Neste sentido, a criação artística é um processo, como qualquer outro processo aplicado, que carece de conhecimento especializado, e é esse conhecimento, as técnicas, que o ensino pode ensinar. Com isto não se defende aqui um ensino profissionalizante a um nível superior, mas defende-se que apenas com muito conhecimento e domínio técnico se pode chegar à superação e consequente subversão. Como diz Saramago:
“A escola deveria ensinar a ouvir. Cabe-lhe ensinar o aluno a escrever corretamente e também explicar por que as regras são assim, e não de outra maneira. Mas a escola não será o lugar onde se subverte e revoluciona a estrutura da língua. Essa tarefa pertence aos escritores, se estes consideram que têm motivos para o fazer. (…) Os estilos saem do ovo da sua própria necessidade. Ensine-se a pensar claro e a escrita será clara. (…) A escola não é o lugar em que se subverte a estrutura da língua porque ela não tem preparação própria suficiente para se arriscar nessa aventura. As regras são como os sinais de trânsito numa estrada. Estão ali para orientar e dar segurança ao condutor. Claro que é possível viajar por uma rodovia onde não haja sinais de trânsito, mas para isso é indispensável ser um bom condutor. Aí está a diferença.” 
José Saramago (2003)
As regras são a técnica que se pode ensinar, mas também o ouvir e o pensar, o crescer enquanto indivíduo consciente do mundo que o rodeia. E é no mínimo caricato, para não dizer algo pior, que Elkins tente comparações entre a Arte e a Física, e venha falar de testes que dão conta do que efetivamente o aluno aprendeu, e não olhe para as outras artes mesmo ao lado das Visuais, tais como a Música ou a Dança. Sendo a avaliação nesses ramos tão subjetiva como é em qualquer outra arte, não deixa de conter um enorme espaço para a objetividade, que é assegurada pelo corpo de praticantes da mesma. A distinção entre um performer medíocre e um bom é discernível com critérios objetivos, claro que já não poderemos dizer o mesmo, entre um muito bom e um excelente. Mas aqui eu questiono, e onde no mundo em que vivemos, é que isso é possível de ser distinguido? Mesmo no campo da ciência, quando submeto uma proposta de investigação para financiamento, a avaliação que é realizada sobre a mesma, desde que ela atinja os tais parâmetros mínimos objetivos de qualidade, é profundamente subjectiva.
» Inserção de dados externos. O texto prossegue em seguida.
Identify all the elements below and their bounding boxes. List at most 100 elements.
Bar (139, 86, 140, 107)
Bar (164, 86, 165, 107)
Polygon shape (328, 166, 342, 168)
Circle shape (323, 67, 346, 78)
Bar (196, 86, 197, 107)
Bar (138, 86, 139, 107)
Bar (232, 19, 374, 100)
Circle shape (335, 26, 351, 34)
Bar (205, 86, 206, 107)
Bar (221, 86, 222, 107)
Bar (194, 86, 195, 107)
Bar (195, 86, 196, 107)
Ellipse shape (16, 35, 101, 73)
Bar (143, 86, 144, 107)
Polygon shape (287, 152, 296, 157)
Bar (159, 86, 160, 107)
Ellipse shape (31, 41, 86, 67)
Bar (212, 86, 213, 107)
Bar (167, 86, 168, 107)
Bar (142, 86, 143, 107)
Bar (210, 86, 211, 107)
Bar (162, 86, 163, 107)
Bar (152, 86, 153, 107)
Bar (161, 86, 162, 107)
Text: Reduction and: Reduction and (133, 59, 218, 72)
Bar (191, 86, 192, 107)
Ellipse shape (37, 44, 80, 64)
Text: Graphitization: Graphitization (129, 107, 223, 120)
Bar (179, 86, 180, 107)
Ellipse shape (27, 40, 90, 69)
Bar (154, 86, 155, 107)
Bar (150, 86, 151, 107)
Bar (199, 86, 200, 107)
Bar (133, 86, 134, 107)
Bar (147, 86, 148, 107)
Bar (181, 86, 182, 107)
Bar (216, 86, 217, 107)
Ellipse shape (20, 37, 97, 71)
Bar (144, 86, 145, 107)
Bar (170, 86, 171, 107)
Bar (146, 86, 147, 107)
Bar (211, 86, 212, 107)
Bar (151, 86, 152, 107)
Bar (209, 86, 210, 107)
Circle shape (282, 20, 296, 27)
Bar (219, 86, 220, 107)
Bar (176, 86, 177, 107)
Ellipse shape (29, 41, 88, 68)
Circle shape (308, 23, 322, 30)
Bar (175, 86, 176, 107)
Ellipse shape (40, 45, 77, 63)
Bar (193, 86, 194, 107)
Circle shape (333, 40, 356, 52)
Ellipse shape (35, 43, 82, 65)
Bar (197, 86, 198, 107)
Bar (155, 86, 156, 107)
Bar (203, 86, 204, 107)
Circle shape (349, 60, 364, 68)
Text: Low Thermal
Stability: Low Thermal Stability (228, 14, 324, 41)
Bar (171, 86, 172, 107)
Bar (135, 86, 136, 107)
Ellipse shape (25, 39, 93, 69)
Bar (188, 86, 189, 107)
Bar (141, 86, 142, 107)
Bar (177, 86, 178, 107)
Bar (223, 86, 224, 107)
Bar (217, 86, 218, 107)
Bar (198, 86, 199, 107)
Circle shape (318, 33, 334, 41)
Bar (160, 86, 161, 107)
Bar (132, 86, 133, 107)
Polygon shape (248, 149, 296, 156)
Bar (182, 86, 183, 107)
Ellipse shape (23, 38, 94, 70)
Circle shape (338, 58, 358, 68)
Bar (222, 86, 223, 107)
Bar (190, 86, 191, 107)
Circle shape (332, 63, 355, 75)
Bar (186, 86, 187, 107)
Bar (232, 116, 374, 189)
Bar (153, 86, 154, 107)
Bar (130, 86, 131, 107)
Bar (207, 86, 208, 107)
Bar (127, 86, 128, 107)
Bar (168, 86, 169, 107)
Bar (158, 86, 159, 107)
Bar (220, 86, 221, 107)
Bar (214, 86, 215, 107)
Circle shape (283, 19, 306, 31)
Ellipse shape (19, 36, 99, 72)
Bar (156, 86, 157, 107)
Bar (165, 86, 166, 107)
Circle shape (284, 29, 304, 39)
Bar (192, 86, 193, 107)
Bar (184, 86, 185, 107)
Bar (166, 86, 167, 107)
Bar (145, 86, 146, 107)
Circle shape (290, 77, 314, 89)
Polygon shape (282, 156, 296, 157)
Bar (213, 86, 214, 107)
Mas isto é confundir a realidade com o ensino. A educação não foi inventada para criar seres profissionais, prontos a debitar aquilo que as sociedades necessitam. A educação existe para acelerar o processo de adaptação às realidades, e acima de tudo para garantir as mesmas hipóteses, em termos cognitivos a todos, mas é apenas isso. Depois cabe a cada indivíduo encontrar-se, definir-se, e destacar-se. Por isso não cabe a um curso superior criar um artista, tanto como não cabe criar um médico ou um advogado, que só podem afirmar sê-los, depois de cumprirem uma série de requisitos no mundo real, exterior à rede de segurança proporcionada pela escola.

Daí que afirmar, “It does not make sense to try to understand how art is taught.” (p.190) é não só ridículo, mas acima de tudo uma acomodação àquilo que se tem, mesmo não concordando com o que se tem. Desde logo não podia ser dado exemplo pior a um aluno, de artes ou qualquer outra área, do que dizer-lhe que “não vale a pena”. Por outro lado, é a demonstração de que Elkins nunca parou um minuto para estudar matérias fora do seu próprio domínio. Porque não faltam trabalhos no domínio da Educação, mas mesmo que não quisesse entrar por aí, se tivesse pelo menos tentado compreender os seres-humanos com quem tem de lidar todos os dias, ou seja a psicologia dos seus alunos, teria estudado um pouco sobre ciência cognitiva, procurando perceber de que é feita a motivação humana, assim como as diferenças entre talento, inspiração e trabalho, e teria conseguido ver um mundo completamente diferente. No fundo, em vez de ter passado todo o tempo a questionar a arte pela arte, devia ter parado para ouvir, ler e questionar a realidade que o rodeia.